“Beijing’s attempts to intimidate and silence those speaking out for human rights and fundamental freedoms only contribute to the growing international scrutiny of the ongoing genocide and crimes against humanity in Xinjiang,” Blinken said in a statement.
He spoke out after China announced sanctions against two Americans, a Canadian and a rights advocacy body, in response to sanctions imposed this week by the two countries over Beijing’s treatment of the Uyghur minority.
Blinken called the sanctions on the two members of the US Commission on International Religious Freedom “baseless.”
At least one million Uyghurs and people from other mostly Muslim groups have been held in camps in China’s Xinjiang region, according to rights groups, who accuse authorities of forcibly sterilizing women and imposing forced labor.

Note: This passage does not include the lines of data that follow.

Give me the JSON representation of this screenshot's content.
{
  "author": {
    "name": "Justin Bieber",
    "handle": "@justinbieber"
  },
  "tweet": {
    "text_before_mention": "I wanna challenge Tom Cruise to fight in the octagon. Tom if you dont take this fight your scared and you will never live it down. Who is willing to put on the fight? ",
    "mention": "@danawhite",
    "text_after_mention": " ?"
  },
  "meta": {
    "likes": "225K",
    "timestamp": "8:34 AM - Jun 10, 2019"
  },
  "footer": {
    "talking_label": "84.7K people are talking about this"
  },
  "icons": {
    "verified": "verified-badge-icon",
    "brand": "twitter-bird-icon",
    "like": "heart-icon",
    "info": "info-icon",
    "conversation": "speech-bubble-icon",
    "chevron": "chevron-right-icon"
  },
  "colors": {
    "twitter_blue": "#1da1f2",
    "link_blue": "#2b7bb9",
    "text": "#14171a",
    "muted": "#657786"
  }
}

The European Union, Britain, Canada and the United States have sanctioned several members of Xinjiang’s political and economic hierarchy in coordinated action over the allegations, prompting retaliation from Beijing in the form of sanctions on individuals from the EU and Britain.
“We stand in solidarity with Canada, the UK, the EU, and other partners and allies around the world in calling on the PRC to end the human rights violations and abuses against predominantly Muslim Uyghurs and members of other ethnic and religious minority groups in Xinjiang and to release those arbitrarily detained,” Blinken said.